On May 26, 2022, the Building Safety Act was signed into law. Spurred from the catastrophic Surfside condominium collapse, the bill was crafted to create a cohesive structural inspection plan with stringent reserve study and funding requirements at its core. The Building Safety Act impacts more than 3 million Florida residents who live in condo buildings.

A year later, confusion remains around how buildings need to comply and the deadlines they need to hit. Adding to the frenzy, Senate Bill-154 now looms, which would allow local officials to extend deadlines if condo owners have entered into contracts pertinent to milestone inspections, among other functions. Amid the latest legislative rumblings, SFBW recently chatted with Colliers’ Greg Main-Baillie, executive managing director of the real estate company’s Florida Development Services Group, for the latest pulse:

As it stands now, nearly a year after the Building Safety Act became law, what does it mean for condo owners throughout the state of Florida?

Unfortunately, condo buildings are not maintained to the same level that you would typically see in commercial assets. So, the state has mandated a particular minimal benchmark. The basics of it are that they elevated the benchmark of minimal requirement and made it a state mandate very similar to our building code. Unfortunately, it’s going to make condo living a little bit more expensive in the short term because many folks haven’t been adequately preparing their assets.

Amid the current landscape, what should condo owners and associations be doing proactively?

It really is age-dependent. A 10-year-old building doesn’t have to comply with a milestone inspection just yet or need to immediately engage an architectural engineering firm to conduct a structural integrity reserve study. Absolutely, any building more than 10 years old should be engaging to get a structural integrity reserve study done. For any building that’s currently in the early-20s age group, if they’ve just completed a major project with a particular engineer, they should immediately re-engage with that engineer—or a recent engineer—and get them to inspect for a milestone inspection or at least write their report for the milestone that will certify that building. I am really imploring any property manager and/or any board member that I speak to, if they haven’t started it, this needs to be their highest priority right now.
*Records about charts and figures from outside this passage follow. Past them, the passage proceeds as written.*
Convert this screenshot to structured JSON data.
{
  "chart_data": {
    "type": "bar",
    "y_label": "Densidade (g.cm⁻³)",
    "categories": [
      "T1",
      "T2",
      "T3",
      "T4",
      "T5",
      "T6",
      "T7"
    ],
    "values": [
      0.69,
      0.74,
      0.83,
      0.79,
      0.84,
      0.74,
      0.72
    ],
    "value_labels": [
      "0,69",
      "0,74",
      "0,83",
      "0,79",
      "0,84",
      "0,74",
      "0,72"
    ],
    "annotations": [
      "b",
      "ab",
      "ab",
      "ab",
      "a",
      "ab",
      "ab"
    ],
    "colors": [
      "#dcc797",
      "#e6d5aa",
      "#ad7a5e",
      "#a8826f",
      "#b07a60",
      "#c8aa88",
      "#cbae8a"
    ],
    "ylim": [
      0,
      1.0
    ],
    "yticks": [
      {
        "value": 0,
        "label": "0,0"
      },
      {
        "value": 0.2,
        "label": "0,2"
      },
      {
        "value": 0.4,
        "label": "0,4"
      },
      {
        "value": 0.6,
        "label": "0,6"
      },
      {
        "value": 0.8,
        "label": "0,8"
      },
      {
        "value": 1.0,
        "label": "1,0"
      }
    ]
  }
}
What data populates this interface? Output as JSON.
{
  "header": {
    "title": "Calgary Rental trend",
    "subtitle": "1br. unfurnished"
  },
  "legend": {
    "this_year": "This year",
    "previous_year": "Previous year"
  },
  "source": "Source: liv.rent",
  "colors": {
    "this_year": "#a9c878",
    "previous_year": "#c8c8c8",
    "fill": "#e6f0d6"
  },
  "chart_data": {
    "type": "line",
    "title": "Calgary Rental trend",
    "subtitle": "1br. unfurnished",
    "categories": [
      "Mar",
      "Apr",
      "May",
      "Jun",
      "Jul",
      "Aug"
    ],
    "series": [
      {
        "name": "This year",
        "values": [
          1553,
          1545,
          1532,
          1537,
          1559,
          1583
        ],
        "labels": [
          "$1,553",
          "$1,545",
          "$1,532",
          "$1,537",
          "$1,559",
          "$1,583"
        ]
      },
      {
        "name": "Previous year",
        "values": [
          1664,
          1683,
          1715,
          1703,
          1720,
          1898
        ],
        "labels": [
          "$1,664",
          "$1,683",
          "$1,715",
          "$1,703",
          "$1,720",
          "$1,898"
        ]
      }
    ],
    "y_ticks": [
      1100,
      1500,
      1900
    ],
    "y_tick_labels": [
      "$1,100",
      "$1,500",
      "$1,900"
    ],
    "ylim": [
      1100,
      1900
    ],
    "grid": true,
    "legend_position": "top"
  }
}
There is newly proposed legislation–SB 154–that would lead to changes to the Building Safety Act. What would it do and how would it affect condo owners?

To me, I liken this to when Hurricane Andrew hit and the building code changed, and every addendum to the building code since. It’s verifying and/or altering statements to the original document. SB-154 hasn’t necessarily changed any date and/or changed the level of scrutiny on the building. Moreover, it has defined the ability for buildings that may find themselves in a tight timeline of schedule to accomplish the needed mandates.

How do you see the climate related to the Building Safety Act evolving over time?

It’s going to get more specific for sure. I believe that the next 24 to 36 months are going to be a very topsy-turvy period for condos, condos owners and buildings that are older than 20 years. Also, board members are far more liable personally to civil suit than at any other point previously. We’ve got thousands and thousands of condo buildings throughout the state, in an already litigious environment. If someone is not able to make a sale and happens to lose the ability to sell or can prove monetary loss, the implications for board members are now huge.

If you were to offer one piece advice to anyone impacted by the Building Safety Act and whatever may be ahead, what would that be?

Bite the bullet now. The longer you wait, the worse it’s going to get.